The TXU buyout went poorly.

"KKR & Co., TPG Capital and Goldman Sachs Capital Partners, the firms that acquired Energy Future Holdings Corp. in the biggest-ever leveraged buyout, would be all but wiped out in a reorganization plan being discussed," ending up with something like 1 percent of the post-bankruptcy equity. You could have a model where the biggest-ever leveraged buyout is destined to go poorly: As long as the boom continues, buyouts will keep getting bigger, so the biggest one is naturally the last one before the music stops. That's not a good place to be.

JPMorgan is going to war with Russia.

JPMorgan "blocked a transfer by Russia’s embassy in Astana, the capital of Kazakhstan, to Sogaz, an insurance company part-owned by Bank Rossiya, one of the targets of US sanctions announced on March 20," and Russia is retaliating against U.S. diplomatic missions. Against the diplomatic missions, mind you, not against JPMorgan, which I guess is too-big-to-retaliate-against-in-international-diplomatic-disputes.
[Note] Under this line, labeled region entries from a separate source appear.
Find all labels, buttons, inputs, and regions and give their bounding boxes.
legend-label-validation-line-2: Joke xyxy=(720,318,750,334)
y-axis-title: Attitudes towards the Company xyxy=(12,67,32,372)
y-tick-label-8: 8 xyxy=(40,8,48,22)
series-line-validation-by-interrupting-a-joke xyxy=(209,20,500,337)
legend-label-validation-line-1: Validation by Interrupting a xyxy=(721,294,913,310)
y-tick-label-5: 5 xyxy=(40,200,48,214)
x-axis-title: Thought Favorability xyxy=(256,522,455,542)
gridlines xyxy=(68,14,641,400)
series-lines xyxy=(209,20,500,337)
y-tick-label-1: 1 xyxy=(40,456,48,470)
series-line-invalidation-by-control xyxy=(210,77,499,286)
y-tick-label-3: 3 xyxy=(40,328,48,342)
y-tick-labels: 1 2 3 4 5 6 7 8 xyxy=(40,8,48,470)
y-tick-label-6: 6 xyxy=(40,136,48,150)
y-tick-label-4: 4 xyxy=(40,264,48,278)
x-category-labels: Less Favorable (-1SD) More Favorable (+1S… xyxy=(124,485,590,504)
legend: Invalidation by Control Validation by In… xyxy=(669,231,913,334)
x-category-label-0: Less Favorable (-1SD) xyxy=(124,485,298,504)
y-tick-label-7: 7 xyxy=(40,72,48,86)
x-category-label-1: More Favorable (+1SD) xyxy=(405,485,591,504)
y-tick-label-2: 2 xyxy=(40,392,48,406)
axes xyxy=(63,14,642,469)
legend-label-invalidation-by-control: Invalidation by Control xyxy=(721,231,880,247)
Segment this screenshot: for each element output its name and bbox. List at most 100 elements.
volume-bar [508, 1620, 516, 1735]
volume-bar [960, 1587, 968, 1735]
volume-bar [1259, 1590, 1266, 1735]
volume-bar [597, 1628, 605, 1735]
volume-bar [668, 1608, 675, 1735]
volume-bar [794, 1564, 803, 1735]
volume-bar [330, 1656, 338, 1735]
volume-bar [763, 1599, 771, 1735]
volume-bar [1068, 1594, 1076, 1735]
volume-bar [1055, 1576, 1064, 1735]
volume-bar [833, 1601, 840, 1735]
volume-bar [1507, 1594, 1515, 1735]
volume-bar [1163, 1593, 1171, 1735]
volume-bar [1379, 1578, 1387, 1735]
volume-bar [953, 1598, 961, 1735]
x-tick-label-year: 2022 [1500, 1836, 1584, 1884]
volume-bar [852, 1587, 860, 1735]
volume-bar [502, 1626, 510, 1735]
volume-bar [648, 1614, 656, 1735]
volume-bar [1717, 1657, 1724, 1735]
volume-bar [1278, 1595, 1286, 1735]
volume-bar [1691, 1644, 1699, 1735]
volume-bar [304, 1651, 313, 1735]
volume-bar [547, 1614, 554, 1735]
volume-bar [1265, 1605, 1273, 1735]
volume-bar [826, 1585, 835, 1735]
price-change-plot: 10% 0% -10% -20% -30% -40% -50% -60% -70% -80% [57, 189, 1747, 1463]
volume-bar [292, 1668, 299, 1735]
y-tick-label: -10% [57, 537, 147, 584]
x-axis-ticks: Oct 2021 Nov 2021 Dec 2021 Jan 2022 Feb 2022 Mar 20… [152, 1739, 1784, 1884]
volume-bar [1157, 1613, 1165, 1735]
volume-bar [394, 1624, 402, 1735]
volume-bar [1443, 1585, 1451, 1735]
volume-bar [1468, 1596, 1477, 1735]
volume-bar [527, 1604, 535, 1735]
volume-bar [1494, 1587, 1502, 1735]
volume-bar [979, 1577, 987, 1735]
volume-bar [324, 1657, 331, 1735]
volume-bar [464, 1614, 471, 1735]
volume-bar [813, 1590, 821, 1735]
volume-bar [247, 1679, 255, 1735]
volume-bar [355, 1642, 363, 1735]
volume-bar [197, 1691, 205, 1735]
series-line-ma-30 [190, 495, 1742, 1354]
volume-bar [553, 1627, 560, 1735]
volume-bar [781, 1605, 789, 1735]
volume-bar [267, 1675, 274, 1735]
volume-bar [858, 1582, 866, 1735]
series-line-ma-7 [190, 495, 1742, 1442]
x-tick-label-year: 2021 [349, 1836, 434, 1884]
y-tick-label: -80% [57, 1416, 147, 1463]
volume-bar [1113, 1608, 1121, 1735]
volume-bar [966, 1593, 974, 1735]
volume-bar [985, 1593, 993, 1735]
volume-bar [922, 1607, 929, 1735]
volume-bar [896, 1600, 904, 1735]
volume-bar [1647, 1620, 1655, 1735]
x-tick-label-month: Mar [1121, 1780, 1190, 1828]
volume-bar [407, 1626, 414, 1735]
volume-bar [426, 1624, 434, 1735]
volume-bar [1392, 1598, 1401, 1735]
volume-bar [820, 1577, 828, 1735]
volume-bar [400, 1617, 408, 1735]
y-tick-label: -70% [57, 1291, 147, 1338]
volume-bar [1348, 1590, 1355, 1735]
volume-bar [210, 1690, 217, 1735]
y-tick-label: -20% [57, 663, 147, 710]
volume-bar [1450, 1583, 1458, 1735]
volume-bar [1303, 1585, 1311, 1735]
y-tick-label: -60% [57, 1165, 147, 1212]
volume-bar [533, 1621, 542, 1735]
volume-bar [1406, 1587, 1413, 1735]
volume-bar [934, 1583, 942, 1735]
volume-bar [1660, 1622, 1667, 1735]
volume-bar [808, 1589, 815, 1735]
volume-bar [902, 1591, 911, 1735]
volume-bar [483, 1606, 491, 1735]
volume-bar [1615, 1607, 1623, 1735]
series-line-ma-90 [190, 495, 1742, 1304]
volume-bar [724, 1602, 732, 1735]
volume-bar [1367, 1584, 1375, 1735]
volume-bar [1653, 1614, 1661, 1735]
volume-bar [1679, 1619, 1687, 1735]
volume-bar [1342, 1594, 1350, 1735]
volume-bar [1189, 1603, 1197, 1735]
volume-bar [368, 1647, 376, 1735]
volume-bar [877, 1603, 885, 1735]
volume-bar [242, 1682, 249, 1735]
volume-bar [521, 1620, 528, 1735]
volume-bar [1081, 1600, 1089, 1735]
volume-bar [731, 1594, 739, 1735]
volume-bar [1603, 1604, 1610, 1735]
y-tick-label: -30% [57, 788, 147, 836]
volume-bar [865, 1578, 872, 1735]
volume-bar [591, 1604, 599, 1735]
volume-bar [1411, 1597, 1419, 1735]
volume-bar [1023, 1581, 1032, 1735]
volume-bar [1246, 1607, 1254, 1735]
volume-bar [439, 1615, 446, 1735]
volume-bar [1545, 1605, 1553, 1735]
Apparently "the blocked payment that triggered the fresh international incident was for less than $5,000."

How should we change the rules on activist investing?

Here is Dealpolitiker Ronald Barusch, who is probably less pro-activist than I am, with some ideas on how to fix some perceived problems with activist investing. The main problem he sees is, "why wouldn't we favor full disclosure over helping an activist acquire stock at a low price?" He asks that rhetorically but I guess you could apply it to any investor. Say Warren Buffett: Make him disclose his plans to buy any shares before he buys them. See what happens. See if he complains. Investors like to own their private information. Remember how much they complain about high frequency trading?

Things happen.

"I was supposed to build an email thing," says the guy who built an email thing. Investors keep being nervous about Pimco. Employees keep being nervous about SAC, or, sorry, Point72. Honestly it was always a little odd to have a leading business school named "Thunderbird."